Unfortunately, state Sen. Darwin Booher, R-Evart, has introduced bills that would roll out the red carpet to companies that want to foul our public waters for their own private gain. Similar legislation has been introduced in the House.

Here are some of the worrisome things those bills would do:

— Allow companies to farm non-native barramundi — voracious eaters that are also called Asian sea bass — in Michigan waters.

— Create a clear conflict of interest by giving responsibility for both regulating and promoting fish farming to an Office of Aquaculture Development, which the new legislation would establish.

— Require the Department of Environmental Quality to lease Great Lakes bottomlands for commercial fish-farming operations, with no regard for the longstanding Great Lakes Submerged Lands Act, and with no opportunity for Michigan communities to have a say in whether those operations can set up shop — and dump tons of untreated fish feces — in the local waters where residents fish, swim and paddle.

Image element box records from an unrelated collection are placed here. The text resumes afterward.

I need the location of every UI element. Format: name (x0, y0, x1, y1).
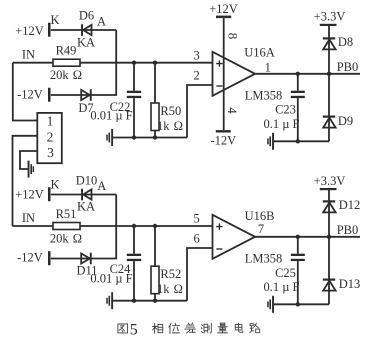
svg-text:-12V: -12V (17, 88, 43, 102)
node dot C25 top (296, 235, 300, 239)
svg-text:LM358: LM358 (245, 252, 283, 266)
svg-text:8: 8 (226, 33, 241, 40)
wire to op-amp pin 6 (187, 248, 213, 301)
wire left vertical to connector pin 1 (13, 63, 37, 121)
wire IN to R51 (13, 225, 54, 227)
svg-text:IN: IN (22, 48, 35, 62)
svg-text:A: A (97, 179, 106, 193)
ground (top channel, left of C22) (106, 129, 113, 146)
wire PB0 node through D9 to ground (328, 74, 330, 142)
svg-text:1: 1 (265, 60, 271, 74)
svg-text:D9: D9 (338, 114, 353, 128)
diode D11 (81, 253, 92, 265)
node dot C22 bottom (132, 135, 136, 139)
ground (right of LM358, C23) (267, 133, 274, 150)
svg-text:-12V: -12V (17, 251, 43, 265)
svg-text:0.1 µ F: 0.1 µ F (263, 117, 299, 131)
caption char DIAN (235, 323, 243, 332)
svg-text:D12: D12 (339, 198, 361, 212)
svg-text:A: A (97, 15, 106, 29)
svg-text:D8: D8 (338, 35, 353, 49)
svg-text:1k Ω: 1k Ω (157, 119, 183, 133)
wire to op-amp pin 2 (187, 85, 213, 138)
svg-text:20k Ω: 20k Ω (50, 68, 82, 82)
diode D13 (323, 279, 336, 291)
ground wire C22/R50 bottoms (113, 137, 187, 139)
op-amp U16B (213, 215, 256, 259)
wire +3.3V through D12 to PB0 node (328, 190, 330, 237)
svg-text:C25: C25 (275, 266, 296, 280)
diode D6 (81, 24, 91, 36)
capacitor C23 (291, 74, 305, 142)
op-amp U16A (213, 52, 256, 96)
diode D8 (323, 37, 336, 49)
svg-text:IN: IN (22, 211, 35, 225)
wire connector pin 2 down to lower IN line (13, 136, 38, 226)
svg-text:K: K (50, 13, 59, 27)
svg-text:20k Ω: 20k Ω (50, 231, 82, 245)
power rail pin8/pin4 vertical (223, 18, 225, 130)
diode D7 (81, 89, 92, 101)
svg-text:R52: R52 (160, 267, 181, 281)
svg-text:R49: R49 (56, 44, 77, 58)
output wire pin7 to PB0 (255, 236, 360, 238)
svg-text:KA: KA (77, 35, 95, 49)
caption char TU (figure) (118, 324, 128, 333)
svg-text:D10: D10 (76, 174, 98, 188)
resistor R51 (53, 223, 80, 230)
-12V supply bar (bottom left) (48, 251, 51, 265)
ground wire C23/D9 (274, 140, 329, 142)
wire R49 to op-amp pin3 (80, 62, 213, 64)
wire +12V bar to D10 (51, 194, 116, 196)
svg-text:1: 1 (47, 113, 54, 128)
node dot R52 bottom (153, 299, 157, 303)
diode D10 (81, 189, 91, 201)
svg-text:LM358: LM358 (245, 89, 283, 103)
caption char WEI (169, 323, 180, 333)
connector J1 (37, 113, 62, 163)
svg-text:2: 2 (193, 68, 199, 82)
svg-text:D6: D6 (79, 9, 94, 23)
svg-text:1k Ω: 1k Ω (157, 282, 183, 296)
svg-text:R50: R50 (160, 104, 181, 118)
resistor R49 (53, 59, 80, 66)
diode D12 (323, 200, 336, 212)
svg-text:K: K (50, 178, 59, 192)
svg-text:+12V: +12V (15, 24, 44, 38)
+3.3V bar (top right) (320, 24, 337, 26)
svg-text:+12V: +12V (209, 2, 238, 16)
caption char CHA (185, 323, 196, 333)
svg-text:U16A: U16A (244, 46, 275, 60)
svg-text:D13: D13 (339, 277, 361, 291)
ground wire C24/R52 bottoms (113, 300, 187, 302)
wire connector pin 3 to ground (20, 151, 37, 169)
svg-text:0.01 µ F: 0.01 µ F (90, 272, 132, 286)
resistor R52 (151, 226, 159, 301)
capacitor C22 (127, 63, 141, 138)
caption char XIANG (152, 323, 162, 333)
svg-text:3: 3 (193, 49, 199, 63)
node dot R50 bottom (153, 135, 157, 139)
svg-text:5: 5 (193, 212, 199, 226)
svg-text:PB0: PB0 (337, 60, 359, 74)
wire +3.3V through D8 to PB0 node (328, 26, 330, 74)
capacitor C24 (127, 226, 141, 301)
diode D9 (323, 116, 336, 128)
ground (connector pin 3) (28, 161, 34, 178)
node dot C23 bottom (296, 139, 300, 143)
svg-text:0.1 µ F: 0.1 µ F (263, 280, 299, 294)
plus sign U16B (216, 223, 222, 229)
minus sign U16B (216, 248, 222, 250)
wire R51 to op-amp pin5 (80, 225, 213, 227)
wire D10 anode down to D11 cathode and -12V bar (51, 195, 116, 259)
svg-text:4: 4 (225, 107, 240, 114)
resistor R50 (151, 63, 159, 138)
svg-text:5: 5 (130, 321, 138, 338)
svg-text:6: 6 (193, 232, 199, 246)
+12V supply bar (top left) (48, 23, 51, 37)
node dot C24 bottom (132, 299, 136, 303)
svg-text:KA: KA (77, 200, 95, 214)
svg-text:+3.3V: +3.3V (314, 10, 346, 24)
ground (bottom channel, left of C24) (106, 292, 113, 309)
node dot R49-C22 (132, 61, 136, 65)
svg-text:+3.3V: +3.3V (314, 174, 346, 188)
wire PB0 node through D13 to ground (328, 237, 330, 304)
svg-text:C23: C23 (275, 103, 296, 117)
node dot R50 top (153, 61, 157, 65)
node dot D12/D13 on PB0 (327, 235, 331, 239)
+12V supply bar (bottom left) (48, 187, 51, 201)
-12V bar below op-amp (216, 130, 231, 132)
+3.3V bar (bottom right) (320, 188, 337, 190)
node dot R52 top (153, 224, 157, 228)
caption char LU (250, 323, 260, 332)
+12V bar above op-amp (216, 16, 231, 19)
wire +12V bar to D6 (51, 29, 116, 31)
svg-text:+12V: +12V (15, 188, 44, 202)
wire D6 anode down to D7 cathode and -12V bar (51, 30, 116, 95)
capacitor C25 (291, 237, 305, 304)
output wire pin1 to PB0 (255, 73, 360, 75)
plus sign U16A (216, 60, 222, 66)
svg-text:0.01 µ F: 0.01 µ F (90, 109, 132, 123)
svg-text:2: 2 (47, 130, 54, 145)
svg-text:-12V: -12V (210, 134, 236, 148)
svg-text:PB0: PB0 (337, 223, 359, 237)
ground wire C25/D13 (274, 303, 329, 305)
svg-text:R51: R51 (56, 207, 77, 221)
svg-text:3: 3 (47, 145, 54, 160)
node dot C25 bottom (296, 302, 300, 306)
node dot R51-C24 (132, 224, 136, 228)
ground (right, C25) (267, 296, 274, 313)
caption char LIANG (218, 323, 228, 333)
svg-text:7: 7 (258, 222, 264, 236)
caption char CE (201, 323, 211, 333)
node dot D8/D9 on PB0 (327, 72, 331, 76)
wire IN to R49 (13, 62, 53, 64)
node dot C23 top (296, 72, 300, 76)
svg-text:U16B: U16B (245, 209, 275, 223)
minus sign U16A (216, 85, 222, 87)
-12V supply bar (top left) (48, 88, 51, 102)
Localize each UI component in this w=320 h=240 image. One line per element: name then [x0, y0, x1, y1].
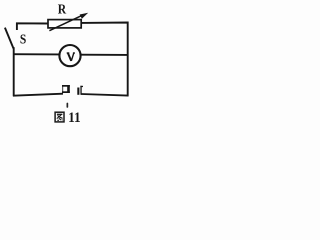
svg-text:11: 11: [68, 110, 81, 126]
voltmeter V circle: [59, 45, 80, 66]
wire: bottom-left segment to battery: [13, 94, 63, 96]
battery cell 1: long thin plate (faint left side): [62, 86, 63, 94]
wire: voltmeter branch right: [81, 54, 128, 56]
switch S blade (open, leaning left): [5, 28, 14, 49]
wire: voltmeter branch left: [13, 53, 59, 55]
voltmeter V letter: [67, 53, 75, 61]
rheostat arrow shaft: [49, 15, 82, 31]
battery cell 1: ink bridge bottom: [62, 91, 70, 93]
svg-text:S: S: [20, 33, 27, 48]
wire: bottom-right segment from battery to bottom-right corner: [81, 94, 128, 96]
battery cell 2: long thin plate: [80, 86, 81, 95]
battery cell 2: top serif: [80, 86, 83, 87]
svg-text:R: R: [58, 3, 67, 18]
caption: character 图 drawn as strokes: [55, 112, 64, 122]
rheostat arrow head: [80, 13, 89, 19]
stray ink mark above caption: [67, 103, 69, 108]
wire: left vertical (pivot down to bottom-left corner): [13, 47, 15, 96]
resistor R rheostat box: [48, 20, 81, 28]
wire: top-left corner and stub down to switch contact: [17, 23, 48, 30]
battery cell 2: short thick plate: [77, 88, 79, 95]
wire: rheostat to top-right corner then right vertical down: [82, 23, 128, 97]
battery cell 1: short thick plate: [67, 85, 70, 93]
battery cell 1: ink bridge top: [62, 85, 70, 87]
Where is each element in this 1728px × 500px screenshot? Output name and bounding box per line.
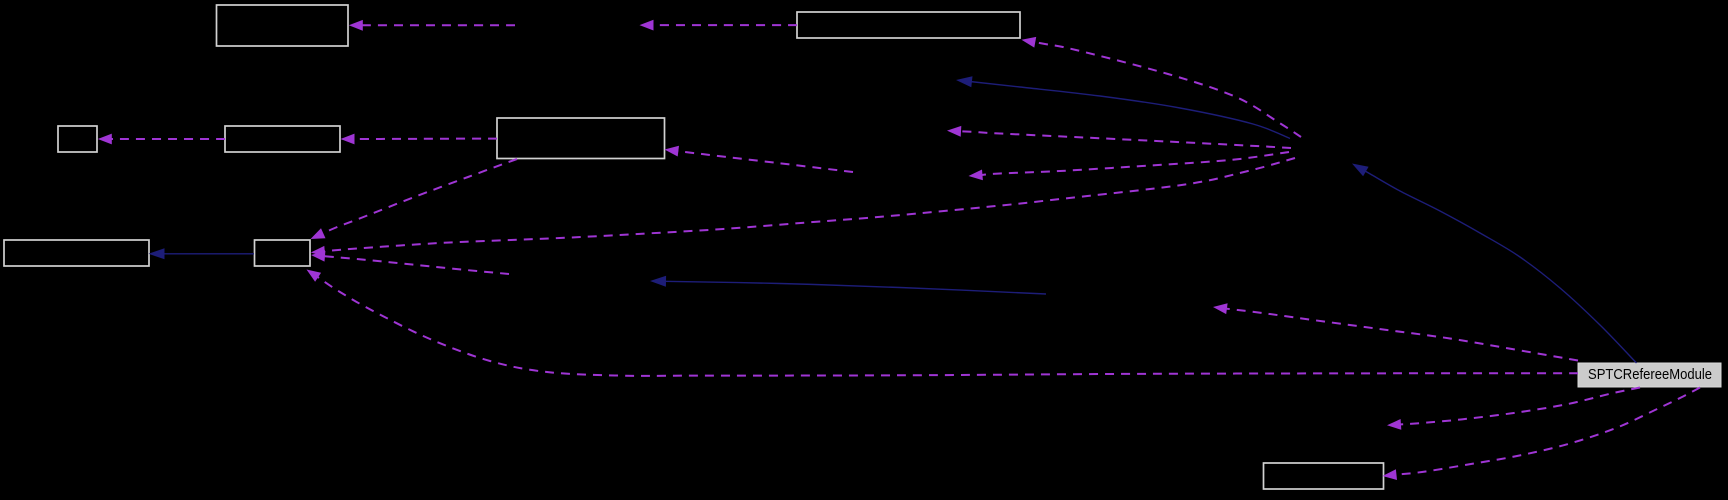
edge hub->box2 (dashed usage) [1022, 37, 1302, 137]
edge nodeC->box5 (dashed usage) [665, 146, 854, 172]
node box4 (left class) [225, 126, 340, 152]
edge box5->box4 (dashed usage) [341, 134, 498, 145]
node SPTCRefereeModule [1578, 363, 1721, 387]
edge box4->box3 (dashed usage) [98, 134, 225, 145]
edge nodeG->nodeE (solid inheritance) [650, 276, 1046, 294]
edge hub->nodeB (dashed usage) [947, 126, 1291, 148]
svg-text:SPTCRefereeModule: SPTCRefereeModule [1588, 367, 1712, 383]
edge SPTCRefereeModule->nodeI (dashed usage) [1387, 388, 1640, 430]
node box5 (center class) [497, 118, 665, 159]
edge hub->nodeC (dashed usage) [969, 152, 1290, 180]
edge box5->box7 (dashed usage) [311, 159, 518, 239]
edge SPTCRefereeModule->nodeH (dashed usage) [1213, 303, 1578, 360]
edge nodeJ->box7 (dashed usage) [311, 251, 509, 274]
node box9 (bottom class) [1264, 463, 1384, 489]
edge hub->nodeD (solid inheritance) [956, 76, 1290, 138]
node box7 (small center class) [255, 240, 311, 266]
edge box2->nodeA (dashed usage) [640, 20, 798, 31]
edge hub->box7 (dashed usage) [311, 158, 1295, 257]
edge SPTCRefereeModule->hub (solid inheritance) [1352, 164, 1637, 364]
node box1 (top-left class) [217, 5, 349, 46]
edge box7->box6 (solid inheritance) [149, 248, 255, 259]
node box6 (lower-left class) [4, 240, 149, 266]
edge nodeA->box1 (dashed usage) [349, 20, 515, 31]
edge SPTCRefereeModule->box9 (dashed usage) [1383, 388, 1701, 481]
node box2 (top-middle class) [797, 12, 1020, 38]
edge SPTCRefereeModule->box7 (long dashed usage) [307, 270, 1579, 376]
node box3 (small left class) [58, 126, 97, 152]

These bills would do more than spoil our environment and broadcast the dead-wrong message that Michiganders are willing to trade our Great Lakes legacy for a few dozen jobs. They also would stifle efforts to grow an aquaculture industry in Michigan the right way: with land-based systems that are totally disconnected from public waterways and that treat fish waste, rather than dumping it raw into our cherished lakes.

Responsible aquaculture could be big business in Michigan, and a good source of local, environmentally friendly food. Our cities have abundant warehouse space, plenty of municipal water capacity and scores of entrepreneurs interested in growing food sustainably. But if lawmakers instead choose to subsidize Canadian firms by letting them use our Great Lakes as a free sewer, Michigan businesses trying to grow fish responsibly will be at a perhaps insurmountable disadvantage.

Here we sit, surrounded by the greatest freshwater resource on the planet. And yet, national headlines — aging oil pipelines in the Straits of Mackinac, toxic algae in Lake Erie, not to mention the Flint drinking water crisis — too often send the message that Michiganders take our Great Lakes for granted. Opening our public waters to cage aquaculture would further degrade our Pure Michigan brand and erode our reputation as the Great Lake State.

It’s time for Michigan’s leaders to stand up for our freshwater legacy and put Great Lakes protection at the heart of state policy. Lawmakers should move quickly to keep factory fish farms out of our shared waters.

Sean Hammond is the deputy policy director for the Michigan Environmental Council.